Vincent had wondered privately that Cid did not seem as happy about that news as he'd expected him to be, but said nothing. The man had grown increasingly touchy and restless since his divorce. Instead, he relayed in brief the news that Tseng had given him and asked to borrow some form of transportation. Anything but another Tiny Bronco, he said, would be adequate. That was when the government conspiracy theory had come up again, because in Cid's opinion, the new government in New Midgar was just another excuse to find some way to take over the world, as Shinra had.

"I highly doubt that at the moment," Vincent said. "Midgar seems to be keeping to themselves for the moment."

"They've been posting flyers in Corel," Cid muttered. "Lookin' for recruits for their new military police force."

He recalled seeing some of those flyers tacked up on bulletin boards around Edge, remembered that there had been a large poster in the foyer of the main Green Earth headquarters building, but he hadn't taken any notice. "I'd be more worried about the state of affairs in Nibelheim at the moment," he said. "Something's not right."

"I hear ya," Cid said. "Goddamn fucking Sephiroth."

Vincent pressed one hand to the tiny window of the engine room, wondering if the Cetra had felt the Planet rushing past them too, like clods of dirt and soil and years of history torn up by a blast of Earth. Will we be fighting Sephiroth forever? he wondered. Perhaps he should feel that kinship with Sephiroth as men who both carried part of Hojo's shared legacy, but he shied away from that. He was many things, but he was not the monster that Sephiroth had been, no matter how many times he would succumb in battle to the darkness of the creatures living inside him.

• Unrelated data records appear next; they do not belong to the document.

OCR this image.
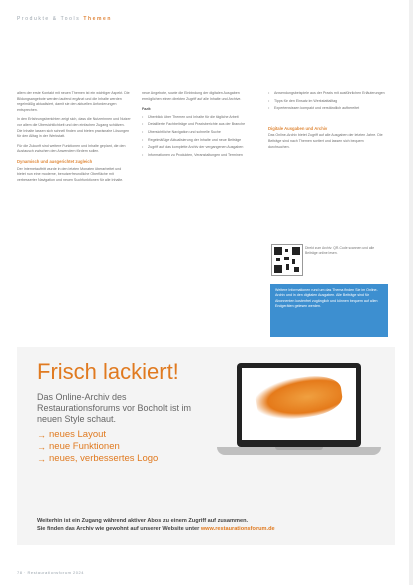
Produkte & Tools Themen

allem der erste Kontakt mit neuen Themen ist ein wichtiger Aspekt. Die Bildungsangebote werden laufend ergänzt und die Inhalte werden regelmäßig aktualisiert, damit sie den aktuellen Anforderungen entsprechen.

In den Erfahrungsberichten zeigt sich, dass die Nutzerinnen und Nutzer vor allem die Übersichtlichkeit und den einfachen Zugang schätzen. Die Inhalte lassen sich schnell finden und bieten praxisnahe Lösungen für den Alltag in der Werkstatt.

Für die Zukunft sind weitere Funktionen und Inhalte geplant, die den Austausch zwischen den Anwendern fördern sollen.

Dynamisch und ausgerichtet zugleich

Der Internetauftritt wurde in den letzten Monaten überarbeitet und bietet nun eine moderne, benutzerfreundliche Oberfläche mit verbesserter Navigation und neuen Suchfunktionen für alle Inhalte.

neue Angebote, sowie die Einbindung der digitalen Ausgaben ermöglichen einen direkten Zugriff auf alle Inhalte und Archive.

Fazit:
• Überblick über Themen und Inhalte für die tägliche Arbeit
• Detaillierte Fachbeiträge und Praxisberichte aus der Branche
• Übersichtliche Navigation und schnelle Suche
• Regelmäßige Aktualisierung der Inhalte und neue Beiträge
• Zugriff auf das komplette Archiv der vergangenen Ausgaben
• Informationen zu Produkten, Veranstaltungen und Terminen
• Anwendungsbeispiele aus der Praxis mit ausführlichen Erläuterungen
• Tipps für den Einsatz im Werkstattalltag
• Expertenwissen kompakt und verständlich aufbereitet
Digitale Ausgaben und Archiv

Das Online-Archiv bietet Zugriff auf alle Ausgaben der letzten Jahre. Die Beiträge sind nach Themen sortiert und lassen sich bequem durchsuchen.

Direkt zum Archiv: QR-Code scannen und alle Beiträge online lesen.
Weitere Informationen rund um das Thema finden Sie im Online-Archiv und in den digitalen Ausgaben. Alle Beiträge sind für Abonnenten kostenfrei zugänglich und können bequem auf allen Endgeräten gelesen werden.
Frisch lackiert!
Das Online-Archiv des Restaurationsforums vor Bocholt ist im neuen Style schaut.
→ neues Layout
→ neue Funktionen
→ neues, verbessertes Logo
Weiterhin ist ein Zugang während aktiver Abos zu einem Zugriff auf zusammen.
Sie finden das Archiv wie gewohnt auf unserer Website unter www.restaurationsforum.de
78 · Restaurationsforum 2024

Cloud had defeated Sephiroth many times, but the nightmare kept returning.

"Vincent?"

It was Rude, fresh bandages wrapped around his head, leaning on the doorframe. "We should go."

He turned from the porthole. "I hope you have a full report ready for Rufus Shinra," he said quietly to Rude as he passed him on the way back to the cockpit. "Things are going to get a lot worse from now on."